É no domínio afetivo que se lida com mais propriedade com o campo do
sentimento. Cuida-se aí da formação da visão de mundo ou da filosofia de vida do
sujeito. Suas categorias, segundo David Krathwohl, são: Receptividade, Resposta,
Valoração, Organização e Caracterização.
O domínio estético, que está mais diretamente associado à mais misteriosa das
capacidades humanas, a intuição, é certamente o menos estudado. Fui buscar no
processo de criação cênica as categorias que podem vir a compor uma taxonomia para
esse domínio. Proponho que as categorias sejam as seguintes: Imaginação, Memória
Emotiva, Dilatação, Irradiação, Pulsação e Prazer Estético.
Para desenvolver integralmente o ser humano nesses quatro domínios, é que
adoto o jogo teatral.

A leitura das peças didáticas, com a identificação de suas idéias-força, a seleção


de modelos de ação retirados de suas cenas, são o ponto de partida da aprendizagem do
fazer teatral e da reflexão sobre as mudanças que se fazem necessárias na sociedade. O
fazer teatral funciona, assim, como um ensaio das transformações a serem realizadas.
Lidando com a condição de efêmero do teatro, no campo pouco palpável da
oralidade, buscamos tratar da chamada vida real, do real concreto que tão fortemente
repercute em nosso imaginário, em nossos sentimentos, em nossas emoções.
No prefácio da Farsa da Boa Preguiça encontro uma frase de Suassuna (2002:
24) que pode resumir os pontos de ligação entre nosso trabalho e a sua obra. Diz o
autor:
“Perdoem-me se passo quase todo o tempo a contar histórias. Sou um contador
de histórias, e só sei pensar em torno de acontecimentos concretos”.

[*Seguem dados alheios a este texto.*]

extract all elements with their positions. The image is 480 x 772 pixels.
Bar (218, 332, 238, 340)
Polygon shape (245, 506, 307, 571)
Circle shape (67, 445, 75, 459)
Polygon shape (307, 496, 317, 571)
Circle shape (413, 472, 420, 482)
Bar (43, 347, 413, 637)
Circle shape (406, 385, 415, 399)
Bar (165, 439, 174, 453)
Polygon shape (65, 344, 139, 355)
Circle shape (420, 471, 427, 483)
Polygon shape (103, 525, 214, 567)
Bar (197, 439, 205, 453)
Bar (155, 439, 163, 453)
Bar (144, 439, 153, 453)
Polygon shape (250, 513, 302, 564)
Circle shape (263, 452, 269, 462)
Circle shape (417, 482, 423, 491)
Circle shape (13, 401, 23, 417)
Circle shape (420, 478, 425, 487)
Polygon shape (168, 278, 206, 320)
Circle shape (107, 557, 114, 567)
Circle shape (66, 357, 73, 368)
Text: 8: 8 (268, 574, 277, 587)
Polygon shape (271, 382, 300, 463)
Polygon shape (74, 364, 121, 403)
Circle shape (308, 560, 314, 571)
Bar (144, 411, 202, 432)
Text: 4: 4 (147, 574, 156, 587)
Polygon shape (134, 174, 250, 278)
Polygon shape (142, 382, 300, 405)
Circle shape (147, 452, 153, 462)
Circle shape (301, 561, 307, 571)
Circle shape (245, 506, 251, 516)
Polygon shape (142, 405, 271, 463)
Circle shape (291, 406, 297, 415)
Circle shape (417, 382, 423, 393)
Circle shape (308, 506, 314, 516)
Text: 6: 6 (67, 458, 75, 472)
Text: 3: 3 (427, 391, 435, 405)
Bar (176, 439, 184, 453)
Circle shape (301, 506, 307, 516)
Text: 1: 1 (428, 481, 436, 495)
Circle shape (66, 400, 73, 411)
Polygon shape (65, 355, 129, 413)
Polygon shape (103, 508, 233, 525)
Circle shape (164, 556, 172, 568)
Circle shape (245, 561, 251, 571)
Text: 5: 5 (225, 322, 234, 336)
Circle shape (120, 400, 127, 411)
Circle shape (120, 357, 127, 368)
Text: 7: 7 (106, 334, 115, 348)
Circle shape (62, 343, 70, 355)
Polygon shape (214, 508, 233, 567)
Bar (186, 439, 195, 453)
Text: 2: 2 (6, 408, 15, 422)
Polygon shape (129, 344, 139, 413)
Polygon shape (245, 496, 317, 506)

Referências bibliográficas

DESGRANGES, Flávio. Pedagogia do teatro: provocação e dialogismo. São Paulo:


Hucitec, 2006.

DUARTE JR., João-Francisco. Fundamentos estéticos da educação. São Paulo: Cortez,


1981.
______. O sentido dos sentidos: a educação (do) sensível. Belo Horizonte: Criar
Editora, 2002.
KOUDELA, Ingrid. Texto e jogo. Uma didática brechtiniana. São Paulo: Perspectiva,
1991.

SPOLIN, Viola. Jogos teatrais: o fichário de Viola Spolin. São Paulo: Perspectiva,
2001.

SUASSUNA, Ariano. Auto da Compadecida. 35a ed. Rio de Janeiro: Agir, 2005.

______. Farsa da Boa Preguiça. Rio de Janeiro: José Olympio, 2002.

______. Seleta em prosa e verso. 2a ed. Rio de Janeiro: José Olympio, 2007.

______. Genealogia Nobiliárquica do Teatro Brasileiro. In O Percevejo. Teatro e


Cultura Popular. Dossiê Ariano Suassuna. Edição Beti Rabetti. Rio de Janeiro:
Programa de Pós-Graduação em Teatro, UNIRIO, n° 8, 2000.